Manual neuron selection: Filtering polysemantic neurons depends on manual inspection of top-\(k\) tokens, which is hard to automate and replicate perfectly.
Dependency on ground-truth measurements: Calculating error \(e^t=c^*-c^t\) requires online access to true height/speed values, which may be difficult to obtain on real robots.
Narrow concept scope: Currently verified only for height (state) and speed (temporal) using 10 neurons; more complex/composite concepts (smoothness, force control) are unexplored.

vs. Fixed-coefficient Activation Steering (Haon et al., [12]): They select single-feature neurons and use fixed \(\alpha\) open-loop intervention. Ours selects neurons for a set of motion features and replaces \(\alpha\) with time-varying signals solved by PID/RL, adding the "task-level feedback" loop.
vs. LLM Representation Engineering: Share the idea of intervening along semantic directions, but LLM work focuses on discrete text without embodied success constraints. This paper applies it to continuous control + task success.
vs. Classical Robotic PID/RL Control: Traditional control acts on action/torque layers.

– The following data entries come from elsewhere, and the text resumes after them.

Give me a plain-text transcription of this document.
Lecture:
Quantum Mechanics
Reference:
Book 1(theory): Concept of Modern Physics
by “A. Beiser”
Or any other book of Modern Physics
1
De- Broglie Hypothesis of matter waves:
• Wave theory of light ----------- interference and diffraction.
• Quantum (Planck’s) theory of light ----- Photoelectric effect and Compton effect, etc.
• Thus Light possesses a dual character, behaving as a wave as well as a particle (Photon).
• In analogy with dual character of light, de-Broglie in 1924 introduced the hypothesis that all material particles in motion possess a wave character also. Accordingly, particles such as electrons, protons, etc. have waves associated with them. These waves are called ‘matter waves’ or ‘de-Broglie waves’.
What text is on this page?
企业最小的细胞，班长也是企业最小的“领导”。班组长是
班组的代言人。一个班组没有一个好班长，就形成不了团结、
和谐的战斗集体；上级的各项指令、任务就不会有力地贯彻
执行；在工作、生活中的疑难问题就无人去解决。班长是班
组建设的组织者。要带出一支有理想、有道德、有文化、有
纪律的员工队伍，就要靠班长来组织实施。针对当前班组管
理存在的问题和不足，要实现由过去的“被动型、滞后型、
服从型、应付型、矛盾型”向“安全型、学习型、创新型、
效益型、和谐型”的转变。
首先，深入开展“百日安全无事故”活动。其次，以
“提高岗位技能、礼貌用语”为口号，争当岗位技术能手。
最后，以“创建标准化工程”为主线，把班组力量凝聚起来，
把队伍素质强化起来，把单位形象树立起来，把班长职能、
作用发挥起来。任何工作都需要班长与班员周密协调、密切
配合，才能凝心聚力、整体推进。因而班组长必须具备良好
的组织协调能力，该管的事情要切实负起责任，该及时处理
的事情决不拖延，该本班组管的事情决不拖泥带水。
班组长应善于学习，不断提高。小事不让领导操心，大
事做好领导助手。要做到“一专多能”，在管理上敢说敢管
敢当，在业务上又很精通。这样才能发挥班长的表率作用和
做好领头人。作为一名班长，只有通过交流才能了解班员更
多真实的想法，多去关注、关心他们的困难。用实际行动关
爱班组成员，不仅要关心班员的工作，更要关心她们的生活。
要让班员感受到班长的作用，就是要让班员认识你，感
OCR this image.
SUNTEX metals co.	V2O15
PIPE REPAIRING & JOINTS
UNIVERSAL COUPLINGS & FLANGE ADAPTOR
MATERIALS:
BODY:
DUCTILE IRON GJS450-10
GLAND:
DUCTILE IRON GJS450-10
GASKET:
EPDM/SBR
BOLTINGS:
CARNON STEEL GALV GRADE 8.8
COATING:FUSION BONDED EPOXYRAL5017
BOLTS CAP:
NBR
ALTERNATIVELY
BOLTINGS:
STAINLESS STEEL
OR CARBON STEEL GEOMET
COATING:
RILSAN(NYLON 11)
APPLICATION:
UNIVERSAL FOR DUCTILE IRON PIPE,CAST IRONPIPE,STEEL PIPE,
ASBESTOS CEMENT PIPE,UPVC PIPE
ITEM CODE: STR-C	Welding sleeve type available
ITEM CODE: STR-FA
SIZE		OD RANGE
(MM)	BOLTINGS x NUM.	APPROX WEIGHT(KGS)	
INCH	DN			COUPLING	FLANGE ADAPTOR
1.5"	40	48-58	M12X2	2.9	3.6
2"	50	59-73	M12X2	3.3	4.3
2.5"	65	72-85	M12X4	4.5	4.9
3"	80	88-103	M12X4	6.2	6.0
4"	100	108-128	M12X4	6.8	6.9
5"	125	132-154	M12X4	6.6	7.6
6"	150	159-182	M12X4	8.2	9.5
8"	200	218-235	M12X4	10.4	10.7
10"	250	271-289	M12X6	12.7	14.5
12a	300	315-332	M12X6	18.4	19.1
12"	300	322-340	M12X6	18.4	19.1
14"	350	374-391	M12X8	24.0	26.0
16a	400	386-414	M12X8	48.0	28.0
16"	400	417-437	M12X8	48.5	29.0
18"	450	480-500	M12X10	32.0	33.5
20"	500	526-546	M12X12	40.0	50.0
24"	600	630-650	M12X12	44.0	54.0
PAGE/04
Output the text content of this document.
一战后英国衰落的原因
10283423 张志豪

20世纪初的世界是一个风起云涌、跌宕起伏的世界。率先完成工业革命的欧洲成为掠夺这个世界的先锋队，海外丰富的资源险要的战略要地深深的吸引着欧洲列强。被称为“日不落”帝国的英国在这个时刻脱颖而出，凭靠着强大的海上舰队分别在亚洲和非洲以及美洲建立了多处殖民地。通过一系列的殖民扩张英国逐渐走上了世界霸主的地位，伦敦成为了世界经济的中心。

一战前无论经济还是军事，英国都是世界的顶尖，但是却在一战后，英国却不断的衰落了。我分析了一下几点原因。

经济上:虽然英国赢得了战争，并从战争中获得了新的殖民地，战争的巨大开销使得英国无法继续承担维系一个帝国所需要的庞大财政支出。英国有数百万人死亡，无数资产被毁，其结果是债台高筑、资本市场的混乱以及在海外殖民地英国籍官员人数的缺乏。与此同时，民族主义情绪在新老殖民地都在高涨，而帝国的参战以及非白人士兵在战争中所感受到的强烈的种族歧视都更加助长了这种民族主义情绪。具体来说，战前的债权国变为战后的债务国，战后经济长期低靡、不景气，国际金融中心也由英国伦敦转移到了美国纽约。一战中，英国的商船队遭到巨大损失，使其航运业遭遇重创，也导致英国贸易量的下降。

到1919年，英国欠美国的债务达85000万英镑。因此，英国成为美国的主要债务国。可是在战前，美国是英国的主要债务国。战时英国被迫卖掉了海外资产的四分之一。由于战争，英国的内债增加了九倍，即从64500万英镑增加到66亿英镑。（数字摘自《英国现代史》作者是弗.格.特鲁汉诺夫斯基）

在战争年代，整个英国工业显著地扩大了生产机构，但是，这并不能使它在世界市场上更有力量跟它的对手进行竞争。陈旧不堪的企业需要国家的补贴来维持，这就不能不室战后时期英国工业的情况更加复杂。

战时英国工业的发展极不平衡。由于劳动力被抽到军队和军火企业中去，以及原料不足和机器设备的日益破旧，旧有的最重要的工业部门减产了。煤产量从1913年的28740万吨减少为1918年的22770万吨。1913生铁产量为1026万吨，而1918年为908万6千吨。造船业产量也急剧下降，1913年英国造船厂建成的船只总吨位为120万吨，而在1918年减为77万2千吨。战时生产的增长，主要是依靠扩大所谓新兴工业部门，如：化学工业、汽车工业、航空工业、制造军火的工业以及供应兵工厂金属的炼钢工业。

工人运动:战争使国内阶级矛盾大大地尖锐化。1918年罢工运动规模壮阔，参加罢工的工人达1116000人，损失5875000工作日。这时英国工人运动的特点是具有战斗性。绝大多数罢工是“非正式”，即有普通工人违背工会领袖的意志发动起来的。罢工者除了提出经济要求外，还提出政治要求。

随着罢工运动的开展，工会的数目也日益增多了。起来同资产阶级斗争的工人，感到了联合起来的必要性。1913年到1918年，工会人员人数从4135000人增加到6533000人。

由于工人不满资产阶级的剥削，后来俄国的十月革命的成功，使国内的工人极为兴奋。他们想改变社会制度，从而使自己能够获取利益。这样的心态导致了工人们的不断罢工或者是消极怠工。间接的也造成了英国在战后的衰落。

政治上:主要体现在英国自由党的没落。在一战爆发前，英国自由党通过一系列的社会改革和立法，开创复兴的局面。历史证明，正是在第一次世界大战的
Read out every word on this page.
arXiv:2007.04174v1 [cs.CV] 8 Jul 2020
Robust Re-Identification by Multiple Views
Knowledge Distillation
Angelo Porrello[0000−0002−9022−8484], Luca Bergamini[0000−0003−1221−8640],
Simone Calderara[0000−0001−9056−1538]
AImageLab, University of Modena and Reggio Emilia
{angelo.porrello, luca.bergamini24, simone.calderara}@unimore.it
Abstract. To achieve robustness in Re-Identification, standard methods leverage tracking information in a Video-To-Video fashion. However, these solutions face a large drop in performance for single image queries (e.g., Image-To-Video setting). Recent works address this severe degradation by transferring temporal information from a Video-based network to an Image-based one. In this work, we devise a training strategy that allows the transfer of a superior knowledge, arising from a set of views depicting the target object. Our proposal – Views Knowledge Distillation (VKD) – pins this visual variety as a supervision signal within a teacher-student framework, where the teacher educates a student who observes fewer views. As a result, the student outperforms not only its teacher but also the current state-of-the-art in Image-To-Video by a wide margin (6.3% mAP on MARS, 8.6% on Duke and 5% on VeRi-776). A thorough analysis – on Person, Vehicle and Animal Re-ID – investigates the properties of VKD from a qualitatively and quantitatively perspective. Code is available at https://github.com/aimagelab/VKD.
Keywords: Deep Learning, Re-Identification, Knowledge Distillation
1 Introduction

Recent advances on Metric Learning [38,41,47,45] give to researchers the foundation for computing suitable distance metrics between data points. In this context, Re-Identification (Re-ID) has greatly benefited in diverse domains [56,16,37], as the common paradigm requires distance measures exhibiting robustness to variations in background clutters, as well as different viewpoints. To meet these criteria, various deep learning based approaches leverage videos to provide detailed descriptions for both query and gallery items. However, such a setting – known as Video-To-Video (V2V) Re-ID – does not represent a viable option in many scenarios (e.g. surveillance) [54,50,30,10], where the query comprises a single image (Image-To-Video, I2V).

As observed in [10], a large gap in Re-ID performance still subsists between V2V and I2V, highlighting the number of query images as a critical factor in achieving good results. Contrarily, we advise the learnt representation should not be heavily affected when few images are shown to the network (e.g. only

This method pushes control down to internal FFN activations, a novel integration of control theory and neural state regulation.

Rating¶

Novelty: ⭐⭐⭐⭐⭐ Reframing activation steering as closed-loop via PID/RL on internal neurons is novel and self-consistent.
Experimental Thoroughness: ⭐⭐⭐⭐ Covers 4 LIBERO suites + BridgeData + two VLAs + two concepts, though task-specific RL training remains a bottleneck.
Writing Quality: ⭐⭐⭐⭐ Clear motivation on temporal concepts; mathematical formulations are complete.
Value: ⭐⭐⭐⭐ Retraining-free, plug-and-play mitigation of the steering-success trade-off is highly practical for VLA regulation.